The Americans, like the Europeans, have an inventory of what they call “barriers” in the Philippine Constitution that they want the Arroyo regime to remove through constitutional amendments. Meanwhile, the Constitution will have to conform with the Jpepa, the Philippine-Japan agreement, not the other way around.
By ARNOLD PADILLA
(Second of two parts, read the first part)
MANILA — The United States remains a major source of foreign pressure to implement constitutional amendments in the Philippines and liberalize the economy. Among the foreign powers, the US continues to be the country’s most important trading partner, directly accounting for nearly 32 percent of our international trade (the figures are actually much higher if trade flows that pass through a third party such as the East Asian countries are taken into account) and 23 percent of net foreign direct investment flows.
While a list of the US’s official request to the Philippines under the General Agreement on Trade in Services (GATS) similar to the European Union request was never leaked to the public, a review of other official documents from the US government will give us an idea of which economic sectors the Americans want the country to liberalize through charter change.
Annually, the Office of the US Trade Representative (USTR) publishes the National Trade Estimate Report on Foreign Trade Barriers or the NTE. This document aims to provide an “inventory of the most important foreign barriers affecting US exports of goods and services, foreign direct investment by US persons, and protection of intellectual property rights.” Such an inventory is not simply an enumeration of impediments to US commodities and capital but will be used to facilitate “negotiations aimed at reducing or eliminating these barriers.” For the current Obama administration, opening up markets for American goods and services including through trade negotiations is a top priority and the NTE is an “important tool for identifying such trade barriers.”
The 2009 NTE report on the Philippines identified economic sectors or activities where there are significant barriers to US investments because of restrictions set by the 1987 Constitution. The following passages were directly lifted from the 2009 NTE chapter on the Philippines:
- The Philippine Constitution of 1987 limits the operation of certain utilities to firms with at least 60 percent ownership by Philippine citizens.
- The Philippine Constitution limits foreign ownership of advertising agencies to 30 percent. All executive and managing officers of advertising agencies must be Philippine citizens.

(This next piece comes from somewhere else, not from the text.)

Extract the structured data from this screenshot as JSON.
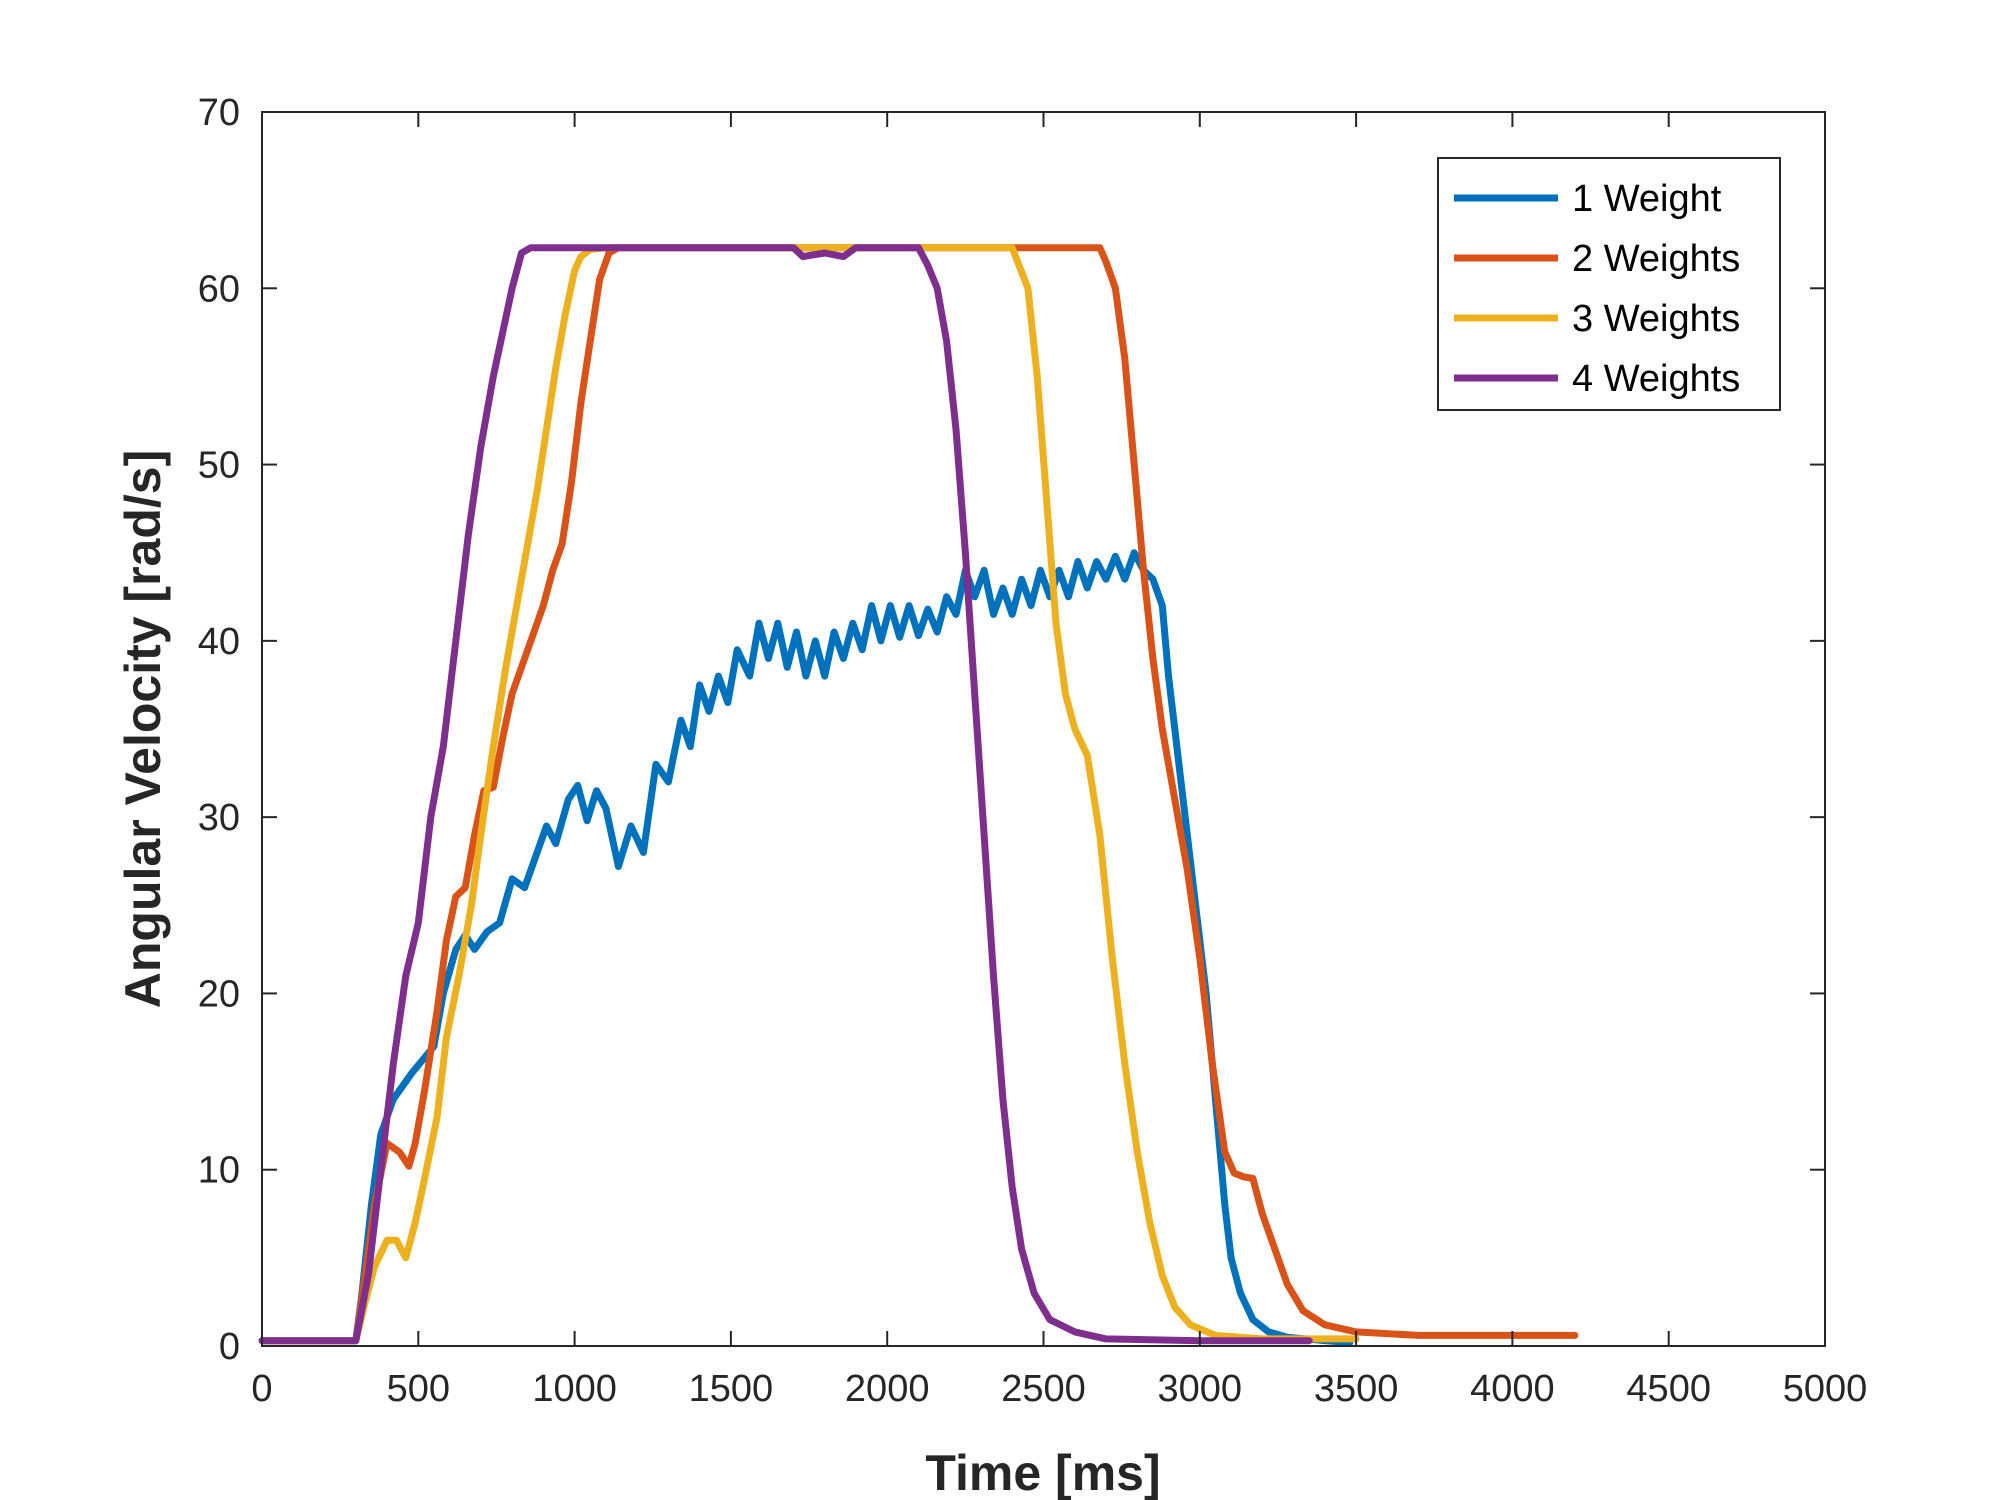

- The Philippine Constitution limits investment in certain sectors deemed to be utilities (including water and sewage treatment, electricity transmission and distribution, telecommunications, and transport) to firms with at least 60 percent ownership by Philippine citizens. All executive and managing officers of such enterprises must be Philippine citizens.
- The Philippine Constitution generally reserves the practice of licensed professions (e.g., law, medicine, nursing, accountancy, and engineering, architecture, and customs brokerage services) to Philippine citizens.
- The 1991 Foreign Investment Act contains two “negative lists” (List A and List B) enumerating the areas in which foreign investment is restricted. List A reflects foreign investment restrictions mandated by the Constitution or specific laws. The list includes sectors in which investment is reserved for Philippine nationals (e.g., mass media, small-scale mining) and sectors in which foreign equity participation is limited to a certain maximum share (e.g., natural resource extraction, where foreign equity is limited to 40 percent).
- The 1987 Philippine Constitution bans foreigners from owning land in the Philippines.